The only way the U.S. government is going to pay down its mountain of debt is to inflate away the U.S. dollar. With that in mind, it’s thievery that the IRS has ruled that Bitcoin transactions, with net gains, will be taxed as capital gains. The government hates any alternative to the smoke and mirrors trick they play with the U.S. dollar. A replacement currency would hinder the government’s profligate spending and prevent them from sticking it to their creditors. A replacement currency is exactly what we need. Here’s more on the cap gains issue from the Tax Foundation:
The price of the virtual currency Bitcoin has fallen to about $461 from a closing price of $586 last Monday. This decline of about 21% came in the wake of an IRS ruling that net gains from Bitcoin transactions will be taxed as capital gains.
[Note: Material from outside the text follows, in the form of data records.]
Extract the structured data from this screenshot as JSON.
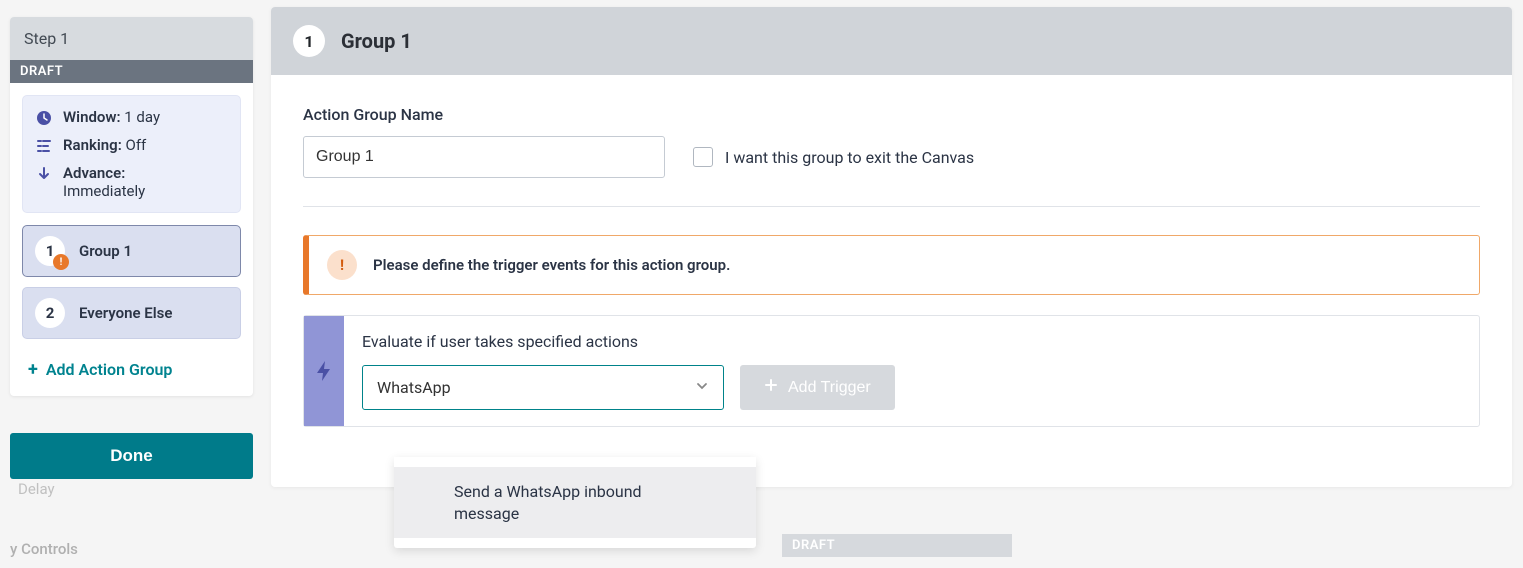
{
  "sidebar": {
    "step_title": "Step 1",
    "draft_label": "DRAFT",
    "info": {
      "window_label": "Window:",
      "window_value": "1 day",
      "ranking_label": "Ranking:",
      "ranking_value": "Off",
      "advance_label": "Advance:",
      "advance_value": "Immediately"
    },
    "groups": [
      {
        "num": "1",
        "label": "Group 1",
        "alert": true
      },
      {
        "num": "2",
        "label": "Everyone Else",
        "alert": false
      }
    ],
    "add_group": "Add Action Group",
    "done": "Done"
  },
  "background": {
    "delay": "Delay",
    "controls": "y Controls"
  },
  "main": {
    "header_num": "1",
    "header_title": "Group 1",
    "form_label": "Action Group Name",
    "name_value": "Group 1",
    "checkbox_label": "I want this group to exit the Canvas",
    "warning": "Please define the trigger events for this action group.",
    "trigger_label": "Evaluate if user takes specified actions",
    "select_value": "WhatsApp",
    "add_trigger": "Add Trigger"
  },
  "dropdown": {
    "item": "Send a WhatsApp inbound message"
  },
  "bottom": {
    "draft": "DRAFT"
  }
}
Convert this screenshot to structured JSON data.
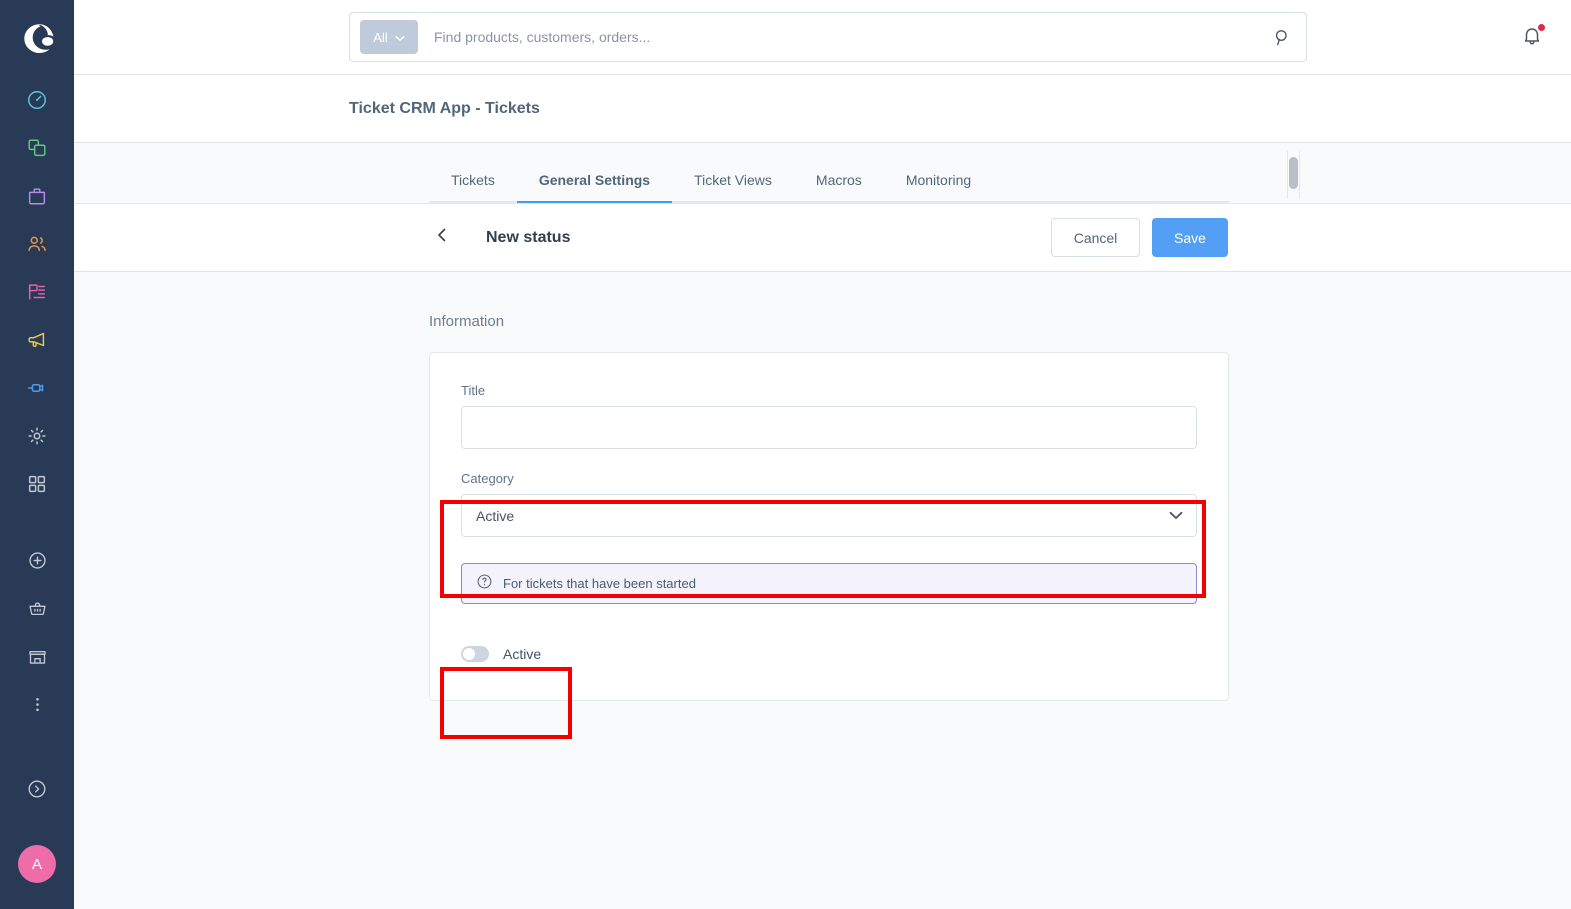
{
  "sidebar": {
    "logo_name": "shopware-logo",
    "items": [
      {
        "name": "dashboard",
        "icon": "gauge-icon",
        "color": "#5ec4d8"
      },
      {
        "name": "catalogues",
        "icon": "layers-icon",
        "color": "#5ec97f"
      },
      {
        "name": "orders",
        "icon": "bag-icon",
        "color": "#b48ce8"
      },
      {
        "name": "customers",
        "icon": "users-icon",
        "color": "#e8934f"
      },
      {
        "name": "content",
        "icon": "content-icon",
        "color": "#e85fa8"
      },
      {
        "name": "marketing",
        "icon": "megaphone-icon",
        "color": "#ecc94b"
      },
      {
        "name": "extensions",
        "icon": "plug-icon",
        "color": "#4a9eed"
      },
      {
        "name": "settings",
        "icon": "gear-icon",
        "color": "#c2c9d4"
      },
      {
        "name": "apps",
        "icon": "grid-icon",
        "color": "#c2c9d4"
      }
    ],
    "quick_items": [
      {
        "name": "add",
        "icon": "plus-circle-icon",
        "color": "#c2c9d4"
      },
      {
        "name": "storefront-basket",
        "icon": "basket-icon",
        "color": "#c2c9d4"
      },
      {
        "name": "sales-channel",
        "icon": "store-icon",
        "color": "#c2c9d4"
      },
      {
        "name": "more",
        "icon": "kebab-icon",
        "color": "#c2c9d4"
      }
    ],
    "collapse": {
      "name": "expand-sidebar",
      "icon": "chevron-right-circle-icon"
    },
    "avatar_initial": "A",
    "avatar_color": "#ee6ca8"
  },
  "topbar": {
    "scope_label": "All",
    "search_placeholder": "Find products, customers, orders...",
    "search_value": "",
    "search_icon": "search-icon",
    "notifications_icon": "bell-icon",
    "has_notification": true
  },
  "header": {
    "page_title": "Ticket CRM App - Tickets"
  },
  "tabs": {
    "items": [
      {
        "label": "Tickets",
        "active": false
      },
      {
        "label": "General Settings",
        "active": true
      },
      {
        "label": "Ticket Views",
        "active": false
      },
      {
        "label": "Macros",
        "active": false
      },
      {
        "label": "Monitoring",
        "active": false
      }
    ]
  },
  "subheader": {
    "back_icon": "chevron-left-icon",
    "title": "New status",
    "cancel_label": "Cancel",
    "save_label": "Save",
    "save_color": "#539ff5"
  },
  "form": {
    "section_label": "Information",
    "title_field": {
      "label": "Title",
      "value": "",
      "placeholder": ""
    },
    "category_field": {
      "label": "Category",
      "selected": "Active",
      "options": [
        "Active"
      ],
      "chevron_icon": "chevron-down-icon"
    },
    "hint": {
      "icon": "question-circle-icon",
      "text": "For tickets that have been started",
      "border_color": "#8b87d8",
      "background_color": "#f4f3fb"
    },
    "active_toggle": {
      "label": "Active",
      "checked": false
    }
  },
  "annotations": {
    "highlight_color": "#f50000",
    "boxes": [
      "category-field",
      "active-toggle"
    ]
  }
}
The IRS ruling made it substantially more difficult to use Bitcoin as a currency. Given that this is the use for which Bitcoin was designed, any threat to Bitcoin’s utility as a currency is a substantial threat to its value.
The main issue with the ruling may be the compliance costs. Imagine, for a moment, that you had to keep track of the value – in yen – of each individual dollar that you received, at the time you received it. Then, upon using the dollar, you had to record its value in yen at the time you purchased something. After doing this, you would compare the numbers, and report the gain or loss on your tax forms. It would turn any sort of economic activity into a bureaucratic ordeal. This is the sort of difficulty that Bitcoin users will be legally required to take on when they make transactions.
Since Bitcoin is virtual, it will be possible to design software that tracks this sort of thing for you. Nonetheless, this administrative burden throws a monkey wrench in the Bitcoin economy.